What happened to the Switzerland of the Middle East?

Since an unprecedented financial crisis hit Lebanon in late 2019, the currency has lost more than 95 percent of its value and much of the population has been plunged into poverty.

Factional deadlock has left the country largely leaderless in the face of the political and economic turmoil, with a vacant presidency, a central bank chief under European investigation and a government with only caretaker powers.

On Thursday, on the black market, the Lebanese pound fell below the psychologically important threshold of 50,000 to the greenback, dealers said.

The main official exchange rate still pegs the pound at 1,507 to the dollar. 

Parliament convened Thursday for an 11th bid to elect a new president, but failed again.

A new study published by the U.N. World Food Program this week found that 1.29 million Lebanese citizens and 700,000 refugees from the conflict in neighboring Syria were food insecure in the last four months of 2022.

It is a huge fall for a country that once boasted the monicker "Switzerland of the Middle East" for its role as a regional financial center.
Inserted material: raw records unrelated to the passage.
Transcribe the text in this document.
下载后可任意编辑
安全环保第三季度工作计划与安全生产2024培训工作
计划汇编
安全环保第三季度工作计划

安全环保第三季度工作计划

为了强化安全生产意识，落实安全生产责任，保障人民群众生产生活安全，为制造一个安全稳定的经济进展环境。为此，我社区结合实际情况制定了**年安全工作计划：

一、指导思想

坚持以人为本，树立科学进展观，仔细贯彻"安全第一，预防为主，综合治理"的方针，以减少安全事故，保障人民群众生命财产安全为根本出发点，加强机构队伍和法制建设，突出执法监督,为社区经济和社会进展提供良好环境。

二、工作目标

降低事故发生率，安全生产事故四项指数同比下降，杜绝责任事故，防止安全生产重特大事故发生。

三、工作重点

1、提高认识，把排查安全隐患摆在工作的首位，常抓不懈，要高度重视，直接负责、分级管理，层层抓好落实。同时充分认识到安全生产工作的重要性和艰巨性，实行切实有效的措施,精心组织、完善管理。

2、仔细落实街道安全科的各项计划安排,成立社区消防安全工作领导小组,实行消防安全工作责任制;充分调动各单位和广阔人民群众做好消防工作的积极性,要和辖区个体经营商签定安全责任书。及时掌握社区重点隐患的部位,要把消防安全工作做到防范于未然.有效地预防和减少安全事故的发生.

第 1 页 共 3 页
The worsening political paralysis has Lebanon not only without a president but also with only a caretaker government, stalling a host of economic reforms aimed at stopping wasteful spending and combating rampant corruption.

A senior financial adviser, Michel Kozah, said the Lebanese pound’s worsening deterioration is due to the absence of appropriate measures to stabilize the currency early on in the crisis, including formal capital controls, and a plan approved by the International Monetary Fund.
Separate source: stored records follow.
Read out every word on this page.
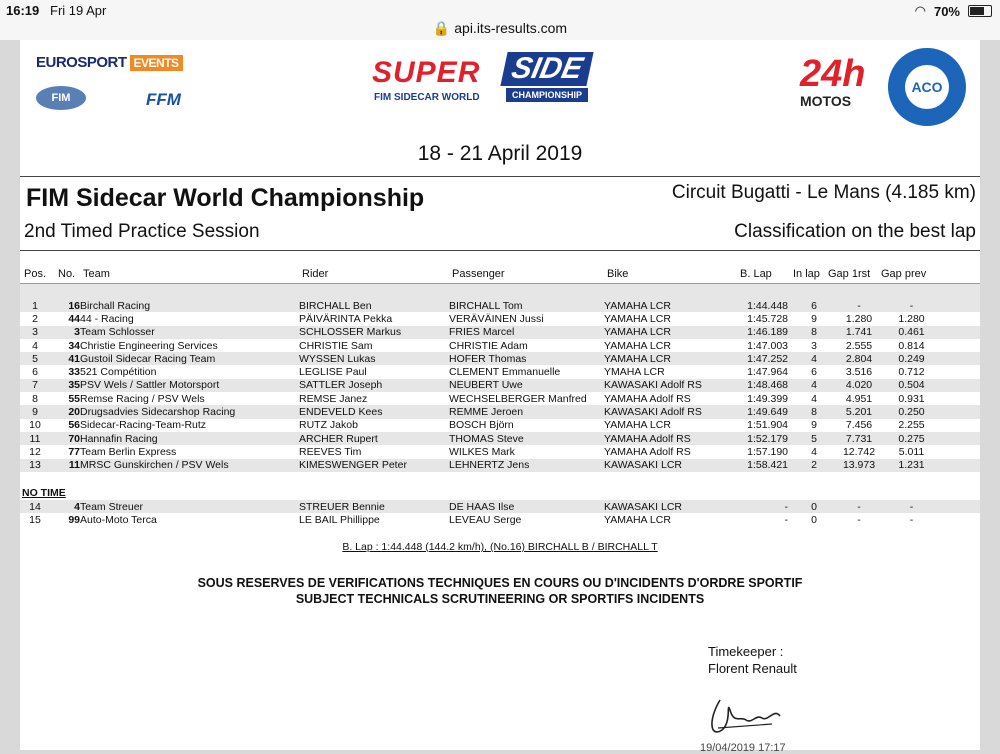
16:19 Fri 19 Apr	◠ 70%
🔒 api.its-results.com
EUROSPORT EVENTS
FIM	FFM
SUPER SIDE
FIM SIDECAR WORLD	CHAMPIONSHIP	24h
MOTOS
ACO
18 - 21 April 2019
FIM Sidecar World Championship	Circuit Bugatti - Le Mans (4.185 km)
2nd Timed Practice Session	Classification on the best lap
Pos. No. Team	Rider	Passenger	Bike	B. Lap In lap Gap 1rst Gap prev
1	16	Birchall Racing	BIRCHALL Ben	BIRCHALL Tom	YAMAHA LCR	1:44.448	6	-	-	
2	44	44 - Racing	PÄIVÄRINTA Pekka	VERÄVÄINEN Jussi	YAMAHA LCR	1:45.728	9	1.280	1.280	
3	3	Team Schlosser	SCHLOSSER Markus	FRIES Marcel	YAMAHA LCR	1:46.189	8	1.741	0.461	
4	34	Christie Engineering Services	CHRISTIE Sam	CHRISTIE Adam	YAMAHA LCR	1:47.003	3	2.555	0.814	
5	41	Gustoil Sidecar Racing Team	WYSSEN Lukas	HOFER Thomas	YAMAHA LCR	1:47.252	4	2.804	0.249	
6	33	521 Compétition	LEGLISE Paul	CLEMENT Emmanuelle	YMAHA LCR	1:47.964	6	3.516	0.712	
7	35	PSV Wels / Sattler Motorsport	SATTLER Joseph	NEUBERT Uwe	KAWASAKI Adolf RS	1:48.468	4	4.020	0.504	
8	55	Remse Racing / PSV Wels	REMSE Janez	WECHSELBERGER Manfred	YAMAHA Adolf RS	1:49.399	4	4.951	0.931	
9	20	Drugsadvies Sidecarshop Racing	ENDEVELD Kees	REMME Jeroen	KAWASAKI Adolf RS	1:49.649	8	5.201	0.250	
10	56	Sidecar-Racing-Team-Rutz	RUTZ Jakob	BOSCH Björn	YAMAHA LCR	1:51.904	9	7.456	2.255	
11	70	Hannafin Racing	ARCHER Rupert	THOMAS Steve	YAMAHA Adolf RS	1:52.179	5	7.731	0.275	
12	77	Team Berlin Express	REEVES Tim	WILKES Mark	YAMAHA Adolf RS	1:57.190	4	12.742	5.011	
13	11	MRSC Gunskirchen / PSV Wels	KIMESWENGER Peter	LEHNERTZ Jens	KAWASAKI LCR	1:58.421	2	13.973	1.231	
NO TIME
14	4	Team Streuer	STREUER Bennie	DE HAAS Ilse	KAWASAKI LCR	-	0	-	-	
15	99	Auto-Moto Terca	LE BAIL Phillippe	LEVEAU Serge	YAMAHA LCR	-	0	-	-	
B. Lap : 1:44.448 (144.2 km/h), (No.16) BIRCHALL B / BIRCHALL T
SOUS RESERVES DE VERIFICATIONS TECHNIQUES EN COURS OU D'INCIDENTS D'ORDRE SPORTIF
SUBJECT TECHNICALS SCRUTINEERING OR SPORTIFS INCIDENTS
Timekeeper :
Florent Renault
19/04/2019 17:17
Instead, he said, there have been short-term policies and circulars from the government and central bank that he describes as a “shot of morphine.”

“We gave promises to the IMF but did nothing,” Kozah explained. “If you were anywhere else in the world, you wouldn’t get to where you are today because the authorities would have taken measures from day one.”

Lebanese authorities in April 2022 reached a tentative agreement with the IMF for a recovery plan conditional on a host of economic reforms and anti-corruption measures. However, the international organization has been critical of Lebanon's sluggish efforts to meet these demands.

Meanwhile, Lebanon’s cash-strapped banks continue to impose strict limits on withdrawals of foreign currency, imposed in October 2019, tying up the savings of millions of people. As the economy continues to tank without any reforms, some depositors have resorted to storming bank branches and taking their trapped savings by force.